Were these senior managers members of the Jimmy Savile Fan Club, aching to keep the dead man's untainted celebrity alive? If not, would they favour broadcasting such a programme over an investigation into Savile's behaviour? Given their maladroit response to the saga, would they be capable of organising such a cover-up? It would be almost reassuring if they were. Almost certainly there was no such blindly deranged fan club at the top of the BBC.

What actually appears to have happened was muddled rather than sinister. Probably the sequence went along these lines. The Newsnight editor was keen to broadcast the report. His senior managers warned him that the report had to be robust as it would make many waves. Such a warning and lack of managerial enthusiasm can unnerve an editor. At the least it is likely to have been a factor when he made the call to drop it. Separately, the planned hagiographies were broadcast.

In this sequence of events there were several minor misjudgements and an excess of passivity from senior managers, but nothing as grave as a cover-up. Some senior managers lost interest in the investigation once the editor decided to scrap it. Others from departments not directly responsible for Newsnight were indifferent. A "10-second" conversation between two managers about the investigation did not do justice to the scale of the story, but nor is 10 seconds long enough to plan a cover-up.

The misjudgements were not on a scale to justify the frenzy that erupted, one partly fuelled by newspapers hostile to the BBC. But in response the BBC management panicked.

Newspapers, even those sympathetic to the BBC, do not understand the way the Corporation works, or fails to work. As a result someone with the grand title, Head of Vision, can get blamed for the BBC's misjudged coverage of the Diamond Jubilee when he would not have been directly involved. Although the public will not pay attention to the detail, they will note an institution in which extremely well paid bosses seem incapable of managing. Politicians have also taken note. What is alarming for BBC fans is that this crisis is not a one-off.

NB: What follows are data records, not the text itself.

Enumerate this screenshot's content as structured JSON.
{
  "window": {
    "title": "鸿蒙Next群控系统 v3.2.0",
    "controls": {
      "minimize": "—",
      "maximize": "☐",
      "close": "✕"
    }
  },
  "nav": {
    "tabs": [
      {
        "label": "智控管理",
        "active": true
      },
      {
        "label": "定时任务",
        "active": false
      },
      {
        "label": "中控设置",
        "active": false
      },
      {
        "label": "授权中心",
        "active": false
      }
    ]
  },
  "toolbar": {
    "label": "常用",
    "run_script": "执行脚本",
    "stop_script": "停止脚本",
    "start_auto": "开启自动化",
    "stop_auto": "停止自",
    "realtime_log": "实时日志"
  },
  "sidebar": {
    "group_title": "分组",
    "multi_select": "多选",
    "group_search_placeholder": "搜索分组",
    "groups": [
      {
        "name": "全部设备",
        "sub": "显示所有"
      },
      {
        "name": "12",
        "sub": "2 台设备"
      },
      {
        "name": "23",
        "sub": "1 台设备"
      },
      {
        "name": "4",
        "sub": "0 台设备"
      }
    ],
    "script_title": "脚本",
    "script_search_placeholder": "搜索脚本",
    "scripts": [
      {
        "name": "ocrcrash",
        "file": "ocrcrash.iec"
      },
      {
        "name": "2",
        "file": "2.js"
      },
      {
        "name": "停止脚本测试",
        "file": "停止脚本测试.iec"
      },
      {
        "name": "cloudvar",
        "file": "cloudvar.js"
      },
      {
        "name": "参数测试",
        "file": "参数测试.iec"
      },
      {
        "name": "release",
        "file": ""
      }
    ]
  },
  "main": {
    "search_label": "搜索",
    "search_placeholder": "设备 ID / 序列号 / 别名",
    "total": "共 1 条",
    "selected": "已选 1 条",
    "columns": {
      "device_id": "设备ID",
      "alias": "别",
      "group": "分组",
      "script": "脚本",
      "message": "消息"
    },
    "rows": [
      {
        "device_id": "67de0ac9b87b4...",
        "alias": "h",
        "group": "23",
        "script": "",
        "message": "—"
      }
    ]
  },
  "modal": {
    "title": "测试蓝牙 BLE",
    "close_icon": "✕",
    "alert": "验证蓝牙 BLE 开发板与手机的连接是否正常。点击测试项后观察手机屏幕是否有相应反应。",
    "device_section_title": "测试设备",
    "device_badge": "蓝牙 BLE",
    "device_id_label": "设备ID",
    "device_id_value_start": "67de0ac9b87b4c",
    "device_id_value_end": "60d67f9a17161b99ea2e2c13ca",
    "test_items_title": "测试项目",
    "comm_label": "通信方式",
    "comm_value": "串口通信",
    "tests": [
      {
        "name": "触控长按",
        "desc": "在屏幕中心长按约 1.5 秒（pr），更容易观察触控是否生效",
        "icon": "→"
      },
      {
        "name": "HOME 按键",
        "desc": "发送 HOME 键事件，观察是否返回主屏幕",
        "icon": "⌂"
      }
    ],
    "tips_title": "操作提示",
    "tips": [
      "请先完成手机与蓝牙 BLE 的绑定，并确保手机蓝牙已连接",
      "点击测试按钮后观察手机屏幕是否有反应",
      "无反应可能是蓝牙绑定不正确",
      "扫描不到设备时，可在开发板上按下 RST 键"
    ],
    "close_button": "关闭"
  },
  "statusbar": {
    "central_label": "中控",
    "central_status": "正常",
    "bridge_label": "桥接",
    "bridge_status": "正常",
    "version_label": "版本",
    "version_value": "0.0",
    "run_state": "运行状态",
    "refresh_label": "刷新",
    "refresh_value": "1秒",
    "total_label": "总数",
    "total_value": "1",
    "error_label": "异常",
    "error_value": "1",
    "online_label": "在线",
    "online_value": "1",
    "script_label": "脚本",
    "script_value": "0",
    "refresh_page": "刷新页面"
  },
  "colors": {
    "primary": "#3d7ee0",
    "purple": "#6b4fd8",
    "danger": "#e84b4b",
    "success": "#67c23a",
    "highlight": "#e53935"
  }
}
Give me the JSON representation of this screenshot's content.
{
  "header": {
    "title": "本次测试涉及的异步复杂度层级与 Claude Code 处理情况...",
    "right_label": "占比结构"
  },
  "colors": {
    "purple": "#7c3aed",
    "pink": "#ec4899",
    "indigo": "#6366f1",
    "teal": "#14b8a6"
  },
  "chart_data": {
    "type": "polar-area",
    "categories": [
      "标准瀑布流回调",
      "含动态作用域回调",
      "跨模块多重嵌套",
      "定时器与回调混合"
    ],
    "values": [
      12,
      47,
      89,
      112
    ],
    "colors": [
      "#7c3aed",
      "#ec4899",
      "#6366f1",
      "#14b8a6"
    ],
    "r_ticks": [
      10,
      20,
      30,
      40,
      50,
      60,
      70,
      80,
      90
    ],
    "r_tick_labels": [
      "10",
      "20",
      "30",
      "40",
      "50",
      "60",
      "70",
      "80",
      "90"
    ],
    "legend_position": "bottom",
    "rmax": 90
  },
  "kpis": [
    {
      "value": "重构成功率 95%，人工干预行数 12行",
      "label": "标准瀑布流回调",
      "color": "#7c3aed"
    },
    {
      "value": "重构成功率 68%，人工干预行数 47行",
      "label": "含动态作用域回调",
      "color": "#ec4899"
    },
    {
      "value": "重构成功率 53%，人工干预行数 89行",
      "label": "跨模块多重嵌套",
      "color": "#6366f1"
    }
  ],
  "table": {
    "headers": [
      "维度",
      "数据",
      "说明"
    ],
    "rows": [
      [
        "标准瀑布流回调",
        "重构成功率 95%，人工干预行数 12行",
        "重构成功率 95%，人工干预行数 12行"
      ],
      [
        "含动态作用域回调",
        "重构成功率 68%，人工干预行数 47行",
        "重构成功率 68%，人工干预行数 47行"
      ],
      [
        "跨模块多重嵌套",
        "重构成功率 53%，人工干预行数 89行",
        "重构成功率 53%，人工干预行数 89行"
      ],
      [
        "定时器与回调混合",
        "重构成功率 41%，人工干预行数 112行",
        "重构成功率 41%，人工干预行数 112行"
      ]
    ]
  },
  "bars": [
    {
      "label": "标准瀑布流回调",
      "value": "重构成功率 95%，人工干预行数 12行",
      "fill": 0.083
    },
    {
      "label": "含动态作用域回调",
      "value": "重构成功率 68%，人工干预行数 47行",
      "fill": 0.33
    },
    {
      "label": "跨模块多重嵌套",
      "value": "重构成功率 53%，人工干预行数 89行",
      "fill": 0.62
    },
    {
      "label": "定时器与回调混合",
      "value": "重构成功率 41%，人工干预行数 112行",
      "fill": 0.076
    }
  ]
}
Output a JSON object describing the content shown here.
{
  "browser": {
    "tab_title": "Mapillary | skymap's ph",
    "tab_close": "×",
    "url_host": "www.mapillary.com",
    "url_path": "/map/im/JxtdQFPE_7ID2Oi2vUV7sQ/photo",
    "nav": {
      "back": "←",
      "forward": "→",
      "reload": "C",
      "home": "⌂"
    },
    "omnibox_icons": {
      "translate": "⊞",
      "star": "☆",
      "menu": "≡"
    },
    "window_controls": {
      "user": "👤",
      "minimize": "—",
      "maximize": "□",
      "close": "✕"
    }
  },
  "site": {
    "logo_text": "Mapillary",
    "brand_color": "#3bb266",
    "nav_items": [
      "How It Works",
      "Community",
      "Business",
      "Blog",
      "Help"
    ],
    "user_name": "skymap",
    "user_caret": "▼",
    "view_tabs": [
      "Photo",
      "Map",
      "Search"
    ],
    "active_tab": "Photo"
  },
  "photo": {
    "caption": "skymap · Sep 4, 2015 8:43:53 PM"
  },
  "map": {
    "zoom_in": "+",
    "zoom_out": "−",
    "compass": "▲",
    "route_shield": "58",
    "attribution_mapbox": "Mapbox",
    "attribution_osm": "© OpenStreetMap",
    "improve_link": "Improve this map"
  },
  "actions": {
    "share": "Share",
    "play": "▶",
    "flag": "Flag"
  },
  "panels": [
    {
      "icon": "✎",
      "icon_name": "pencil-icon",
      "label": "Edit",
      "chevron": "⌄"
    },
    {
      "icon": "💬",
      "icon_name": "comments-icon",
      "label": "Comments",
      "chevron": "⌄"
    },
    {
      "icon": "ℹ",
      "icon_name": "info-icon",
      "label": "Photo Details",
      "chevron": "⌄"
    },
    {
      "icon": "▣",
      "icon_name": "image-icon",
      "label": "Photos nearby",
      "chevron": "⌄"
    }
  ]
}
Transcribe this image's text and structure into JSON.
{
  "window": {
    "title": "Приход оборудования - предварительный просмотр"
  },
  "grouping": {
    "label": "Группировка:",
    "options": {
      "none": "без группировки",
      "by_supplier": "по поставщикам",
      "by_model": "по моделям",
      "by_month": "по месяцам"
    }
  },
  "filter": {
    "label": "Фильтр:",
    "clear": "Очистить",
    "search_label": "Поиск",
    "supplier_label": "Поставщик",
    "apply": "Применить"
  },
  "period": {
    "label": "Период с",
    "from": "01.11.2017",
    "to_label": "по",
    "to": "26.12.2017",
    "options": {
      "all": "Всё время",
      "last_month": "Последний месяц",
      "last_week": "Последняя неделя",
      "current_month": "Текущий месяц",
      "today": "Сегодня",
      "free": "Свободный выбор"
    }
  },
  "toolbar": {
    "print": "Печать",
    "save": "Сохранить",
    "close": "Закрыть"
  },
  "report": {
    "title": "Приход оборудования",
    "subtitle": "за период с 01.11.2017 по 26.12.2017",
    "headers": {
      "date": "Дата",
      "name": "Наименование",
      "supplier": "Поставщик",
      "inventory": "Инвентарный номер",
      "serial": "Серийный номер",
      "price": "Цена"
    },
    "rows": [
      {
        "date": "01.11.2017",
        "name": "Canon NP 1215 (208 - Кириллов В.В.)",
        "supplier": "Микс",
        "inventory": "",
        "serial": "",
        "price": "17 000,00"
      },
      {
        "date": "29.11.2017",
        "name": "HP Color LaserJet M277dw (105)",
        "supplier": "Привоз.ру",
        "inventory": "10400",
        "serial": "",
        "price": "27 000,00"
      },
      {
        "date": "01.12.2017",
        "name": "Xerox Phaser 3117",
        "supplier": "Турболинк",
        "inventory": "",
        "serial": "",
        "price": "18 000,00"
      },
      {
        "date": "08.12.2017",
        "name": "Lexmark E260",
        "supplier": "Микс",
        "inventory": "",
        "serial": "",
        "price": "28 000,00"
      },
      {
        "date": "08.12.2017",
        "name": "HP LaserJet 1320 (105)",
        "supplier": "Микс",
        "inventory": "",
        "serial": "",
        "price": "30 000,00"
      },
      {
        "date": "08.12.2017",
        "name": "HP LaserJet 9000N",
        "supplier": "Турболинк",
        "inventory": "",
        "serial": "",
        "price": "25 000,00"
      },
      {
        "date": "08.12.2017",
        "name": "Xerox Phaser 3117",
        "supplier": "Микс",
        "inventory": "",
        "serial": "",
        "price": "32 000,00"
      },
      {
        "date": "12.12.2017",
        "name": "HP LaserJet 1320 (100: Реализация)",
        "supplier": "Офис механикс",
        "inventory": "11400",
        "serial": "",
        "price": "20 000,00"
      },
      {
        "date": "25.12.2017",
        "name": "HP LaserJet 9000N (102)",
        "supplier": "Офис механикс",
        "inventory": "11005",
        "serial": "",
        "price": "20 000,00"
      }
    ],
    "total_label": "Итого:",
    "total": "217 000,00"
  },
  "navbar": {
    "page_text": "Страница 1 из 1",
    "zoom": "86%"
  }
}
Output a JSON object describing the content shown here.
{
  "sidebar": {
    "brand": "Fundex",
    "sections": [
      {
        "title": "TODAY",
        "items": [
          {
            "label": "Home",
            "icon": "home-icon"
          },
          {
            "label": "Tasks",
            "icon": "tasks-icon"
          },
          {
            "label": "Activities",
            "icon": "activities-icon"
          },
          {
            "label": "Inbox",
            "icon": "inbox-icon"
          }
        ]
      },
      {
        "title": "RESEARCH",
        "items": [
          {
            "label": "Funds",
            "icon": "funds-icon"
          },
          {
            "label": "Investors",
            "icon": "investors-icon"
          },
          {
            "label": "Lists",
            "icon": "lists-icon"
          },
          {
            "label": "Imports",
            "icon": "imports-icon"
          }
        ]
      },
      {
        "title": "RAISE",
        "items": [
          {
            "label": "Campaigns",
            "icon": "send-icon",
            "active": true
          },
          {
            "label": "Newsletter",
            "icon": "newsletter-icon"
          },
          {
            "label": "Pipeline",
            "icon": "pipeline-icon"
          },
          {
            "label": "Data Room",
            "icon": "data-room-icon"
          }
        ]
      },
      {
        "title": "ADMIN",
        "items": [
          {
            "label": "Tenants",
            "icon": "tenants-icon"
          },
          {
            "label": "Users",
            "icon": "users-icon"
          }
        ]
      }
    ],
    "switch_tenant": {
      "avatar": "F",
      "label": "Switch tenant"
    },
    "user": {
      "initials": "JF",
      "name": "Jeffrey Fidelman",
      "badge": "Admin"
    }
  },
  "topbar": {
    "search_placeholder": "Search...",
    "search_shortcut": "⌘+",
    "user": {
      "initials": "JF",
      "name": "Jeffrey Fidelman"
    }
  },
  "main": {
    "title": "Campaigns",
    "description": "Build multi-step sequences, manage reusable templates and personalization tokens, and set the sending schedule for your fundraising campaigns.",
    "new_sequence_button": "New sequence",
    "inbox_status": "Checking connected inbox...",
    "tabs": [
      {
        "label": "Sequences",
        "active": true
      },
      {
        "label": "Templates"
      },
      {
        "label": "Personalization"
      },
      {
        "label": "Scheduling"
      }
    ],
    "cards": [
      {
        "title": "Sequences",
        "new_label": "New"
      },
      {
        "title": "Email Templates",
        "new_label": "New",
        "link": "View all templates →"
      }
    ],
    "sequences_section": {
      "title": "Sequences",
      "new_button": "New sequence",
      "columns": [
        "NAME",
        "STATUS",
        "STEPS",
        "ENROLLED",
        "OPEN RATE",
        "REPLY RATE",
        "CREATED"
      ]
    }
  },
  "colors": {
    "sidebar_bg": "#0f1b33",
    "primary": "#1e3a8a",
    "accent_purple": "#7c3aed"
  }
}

I know well some of those involved. Most are decent and committed yet are trapped in a structure that treats them too well most of the time only to leave them dangerously exposed when external scrutiny becomes intense.

Usually the BBC's response to crises is to create more layers of management, shaping the circumstances for the next disaster.

Its reaction to this one needs to be clearer lines of managerial responsibility and accountability.